La nueva moneda no es el dólar ni el euro. Es la atención.

Hay personas que desayunan protagonismo, almuerzan selfies y cenan validación ajena. Si una publicación no recibe suficientes "me gusta", sienten que el universo entero conspiró contra ellas. Si reciben cien corazones digitales, creen haber alcanzado la iluminación espiritual.

Los antiguos filósofos buscaban respuestas sobre el sentido de la existencia. Los modernos buscan el mejor ángulo para una foto frente al espejo.

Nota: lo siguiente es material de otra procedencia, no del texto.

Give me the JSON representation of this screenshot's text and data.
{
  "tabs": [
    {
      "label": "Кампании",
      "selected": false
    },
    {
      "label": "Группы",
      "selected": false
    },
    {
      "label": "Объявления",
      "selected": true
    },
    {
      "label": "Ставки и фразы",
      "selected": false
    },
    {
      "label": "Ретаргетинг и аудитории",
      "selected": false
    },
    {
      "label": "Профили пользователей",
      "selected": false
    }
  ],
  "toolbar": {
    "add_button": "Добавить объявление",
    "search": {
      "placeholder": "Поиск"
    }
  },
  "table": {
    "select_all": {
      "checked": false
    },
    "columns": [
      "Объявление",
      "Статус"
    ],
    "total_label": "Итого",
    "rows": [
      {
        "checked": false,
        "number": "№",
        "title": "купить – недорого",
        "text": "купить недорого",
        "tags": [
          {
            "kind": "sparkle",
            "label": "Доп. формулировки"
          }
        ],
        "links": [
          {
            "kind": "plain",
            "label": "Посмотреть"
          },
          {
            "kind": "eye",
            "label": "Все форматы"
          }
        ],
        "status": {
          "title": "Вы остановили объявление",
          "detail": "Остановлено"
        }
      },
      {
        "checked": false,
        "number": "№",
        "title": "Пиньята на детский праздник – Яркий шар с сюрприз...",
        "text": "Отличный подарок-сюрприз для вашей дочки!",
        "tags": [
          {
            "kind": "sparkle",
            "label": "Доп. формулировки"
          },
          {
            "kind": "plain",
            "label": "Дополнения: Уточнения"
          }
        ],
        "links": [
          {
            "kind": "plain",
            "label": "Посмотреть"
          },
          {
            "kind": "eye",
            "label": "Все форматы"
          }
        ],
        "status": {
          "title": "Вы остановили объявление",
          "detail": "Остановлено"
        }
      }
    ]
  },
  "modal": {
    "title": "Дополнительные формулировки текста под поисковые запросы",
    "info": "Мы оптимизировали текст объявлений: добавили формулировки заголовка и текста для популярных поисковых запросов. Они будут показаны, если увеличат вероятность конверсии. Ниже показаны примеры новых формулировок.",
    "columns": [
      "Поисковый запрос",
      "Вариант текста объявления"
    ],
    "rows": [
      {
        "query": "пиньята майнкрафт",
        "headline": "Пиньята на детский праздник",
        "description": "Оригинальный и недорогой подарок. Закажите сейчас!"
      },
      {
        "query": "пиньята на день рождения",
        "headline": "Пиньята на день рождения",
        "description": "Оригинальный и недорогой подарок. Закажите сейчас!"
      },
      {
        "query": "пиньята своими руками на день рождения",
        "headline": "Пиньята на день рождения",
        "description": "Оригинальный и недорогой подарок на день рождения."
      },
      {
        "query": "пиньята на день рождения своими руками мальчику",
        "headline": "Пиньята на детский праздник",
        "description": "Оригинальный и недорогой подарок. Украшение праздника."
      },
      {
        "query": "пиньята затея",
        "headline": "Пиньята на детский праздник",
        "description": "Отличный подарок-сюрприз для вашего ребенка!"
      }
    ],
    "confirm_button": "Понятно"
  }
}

Y así marcha este carnaval electrónico.

La euforia se ha convertido en una necesidad diaria. Ahora todo tiene que ser grande, fantasioso, emocionante, espectacular, rimbombante, explosivo y  viral. Nadie quiere escuchar una historia normal. Hay que exagerarlo todo.

— "Fui a comprar pan a la bodega".

Eso ya no sirve.

Ahora debe decirse:

— "¡Sobreviví a una épica travesía para conseguir el último pan de la galaxia!"

Y si se puede grabar un video llorando mientras se cuenta la historia, mejor todavía.

Los cinco minutos de fama se han vuelto una religión universal. Algunos harían cualquier cosa por aparecer unos segundos en una pantalla. Bailan, gritan, inventan escándalos, pelean con desconocidos o se disfrazan de plátano radioactivo con tal de que alguien los mire.

Lo curioso es que la fama instantánea dura menos que una croqueta en una reunión familiar.

Hoy eres tendencia.

Mañana nadie recuerda tu nombre.

Pasado mañana te sustituyen tres gatos bailarines, un loro filósofo y un perro que toca piano.

Mientras tanto, la gente verdaderamente valiosa sigue trabajando en silencio. Científicos investigando, maestros enseñando, médicos salvando vidas, agricultores sembrando alimentos. Personas que rara vez aparecen en las portadas porque la cosa normal y la sensatez no genera suficientes clics.

La superficialidad tiene una característica peligrosa: hace mucho ruido y produce muy poco contenido.

--Se habla mucho.

Se piensa poco.

--Se publica mucho.

Se reflexiona poco.

--Se aparenta mucho.

Se vive poco.

...Y sin embargo, la realidad siempre termina pasando factura. Porque llega un momento en que el maquillaje digital no puede ocultar el vacío interior. Los aplausos virtuales se apagan, las tendencias cambian y los reflectores buscan otra víctima para entretener al público.

Entonces algunos descubren algo que las generaciones anteriores ya sabían:

La verdadera satisfacción no viene de ser visto por millones.

Viene de tener propósito.

--No nace de acumular seguidores.

--Nace de acumular experiencias.

--No consiste en parecer importante.

--Consiste en ser útil.

...Pero claro, esas cosas no suelen hacerse virales.

Y en este mundito superficial, donde muchos corren desesperados detrás de la próxima dosis de euforia y de sus cinco minutos de fama, la autenticidad sigue siendo una especie rara, casi en peligro de extinción.

Aunque todavía existe.

Y cuando aparece, brilla mucho más que cualquier tendencia pasajera.

Porque la espuma impresiona.

Pero es el agua profunda la que da vida y sostiene los océanos.